Pourquoi y a-t-il dans la liturgie du chant ou de la musique? Est-ce simplement pour apporter un peu de variété, créer de la vie?
Jo Akepslmas: La musique n’est pas indispensable pour faire une célébration. On peut parfaitement célébrer sans musique. Des personnes de grande spiritualité, comme saint Augustin, se sont méfiées de la musique. Mais la tradition de l’Église, depuis des siècles, utilise la musique non seulement parce qu’elle ajoute indéniablement un caractère festif mais aussi parce que – plus que les autres arts, me semble-t-il – la musique possède un caractère immatériel, donc plus apte à créer un espace symbolique. Espace où se balbutie quelque chose de l’ineffable de Dieu. À condition, bien sûr, qu’on ne tombe pas dans les ornières d’une musique trop facile.

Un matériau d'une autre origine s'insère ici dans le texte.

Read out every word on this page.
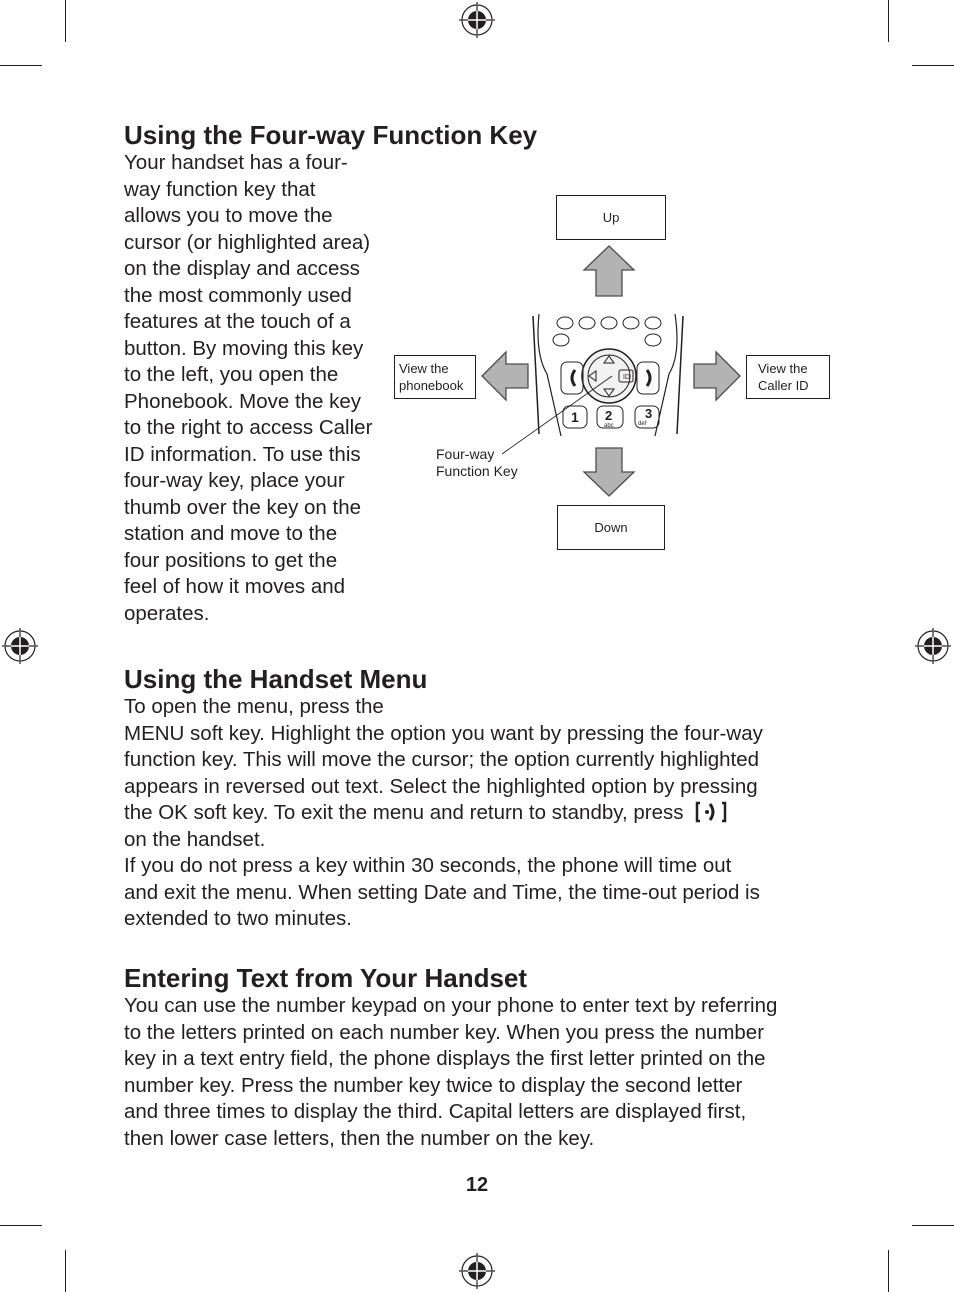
Using the Four-way Function Key
Your handset has a four-
way function key that
allows you to move the
cursor (or highlighted area)
on the display and access
the most commonly used
features at the touch of a
button. By moving this key
to the left, you open the
Phonebook. Move the key
to the right to access Caller
ID information. To use this
four-way key, place your
thumb over the key on the
station and move to the
four positions to get the
feel of how it moves and
operates.
Up
Down
View the
phonebook
View the
Caller ID
Four-way
Function Key
ID
1 2
abc
3
def
Using the Handset Menu
To open the menu, press the
MENU soft key. Highlight the option you want by pressing the four-way
function key. This will move the cursor; the option currently highlighted
appears in reversed out text. Select the highlighted option by pressing
the OK soft key. To exit the menu and return to standby, press
on the handset.
If you do not press a key within 30 seconds, the phone will time out
and exit the menu. When setting Date and Time, the time-out period is
extended to two minutes.
Entering Text from Your Handset
You can use the number keypad on your phone to enter text by referring
to the letters printed on each number key. When you press the number
key in a text entry field, the phone displays the first letter printed on the
number key. Press the number key twice to display the second letter
and three times to display the third. Capital letters are displayed first,
then lower case letters, then the number on the key.
12
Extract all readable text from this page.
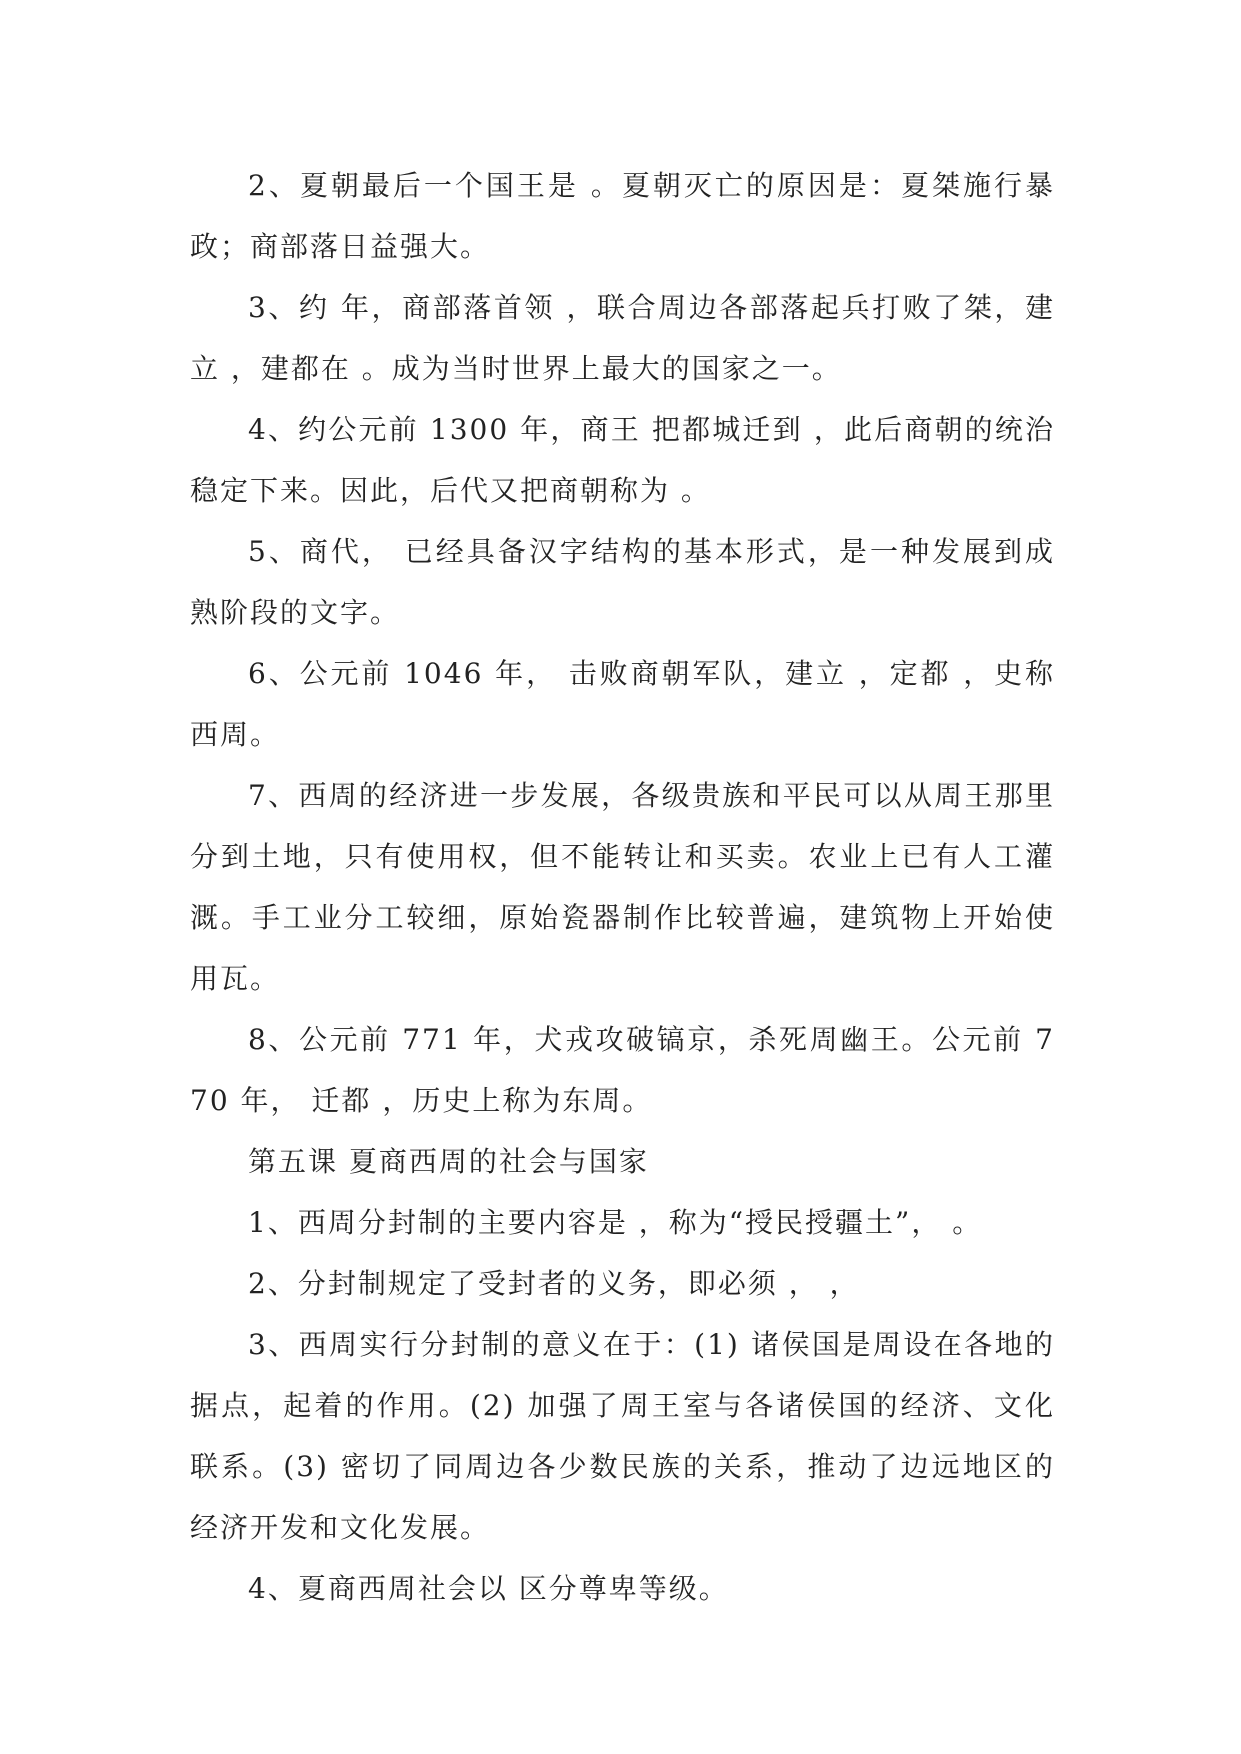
2、夏朝最后一个国王是 。夏朝灭亡的原因是：夏桀施行暴政；商部落日益强大。

3、约 年，商部落首领 ，联合周边各部落起兵打败了桀，建立 ，建都在 。成为当时世界上最大的国家之一。

4、约公元前 1300 年，商王 把都城迁到 ，此后商朝的统治稳定下来。因此，后代又把商朝称为 。

5、商代， 已经具备汉字结构的基本形式，是一种发展到成熟阶段的文字。

6、公元前 1046 年， 击败商朝军队，建立 ，定都 ，史称西周。

7、西周的经济进一步发展，各级贵族和平民可以从周王那里分到土地，只有使用权，但不能转让和买卖。农业上已有人工灌溉。手工业分工较细，原始瓷器制作比较普遍，建筑物上开始使用瓦。

8、公元前 771 年，犬戎攻破镐京，杀死周幽王。公元前 770 年， 迁都 ，历史上称为东周。

第五课 夏商西周的社会与国家

1、西周分封制的主要内容是 ，称为“授民授疆土”， 。

2、分封制规定了受封者的义务，即必须 ， ，

3、西周实行分封制的意义在于：(1) 诸侯国是周设在各地的据点，起着的作用。(2) 加强了周王室与各诸侯国的经济、文化联系。(3) 密切了同周边各少数民族的关系，推动了边远地区的经济开发和文化发展。

4、夏商西周社会以 区分尊卑等级。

Vous parlez de la musique comme d’une réalité immatérielle. Mais la musique fait appel au corps. Elle est très incarnée.
Quand je parle d’immatérialité, je fais référence au support. La peinture ou la sculpture sont touchables et elles ne sont pas autre chose que ce que nous touchons. Pour la Cinquième symphonie de Beethoven, nous avons beau toucher la partition, la musique est ailleurs. Elle dépasse son matériau. En un sens, elle est un peu immatérielle par rapport à tous les autres arts. La musique, comme la poésie, jaillit quand elle est exécutée.
Parce que toute musique est vibration, elle met en mouvement notre corps, d’une certaine manière. Elle éveille probablement des «postures» à l’intérieur de notre corps: par exemple, la posture de la supplication, la posture de l’action de grâce, la posture de la méditation, la posture du cri d’acclamation. Certains liturgistes sémiologues, au lieu du terme «posture», vont parler de «geste vocal», Gino Stefani entre autres. Donc, c’est vrai que la musique ne peut pas laisser notre corps en dehors de sa participation, Notre corps est concerné par la musique.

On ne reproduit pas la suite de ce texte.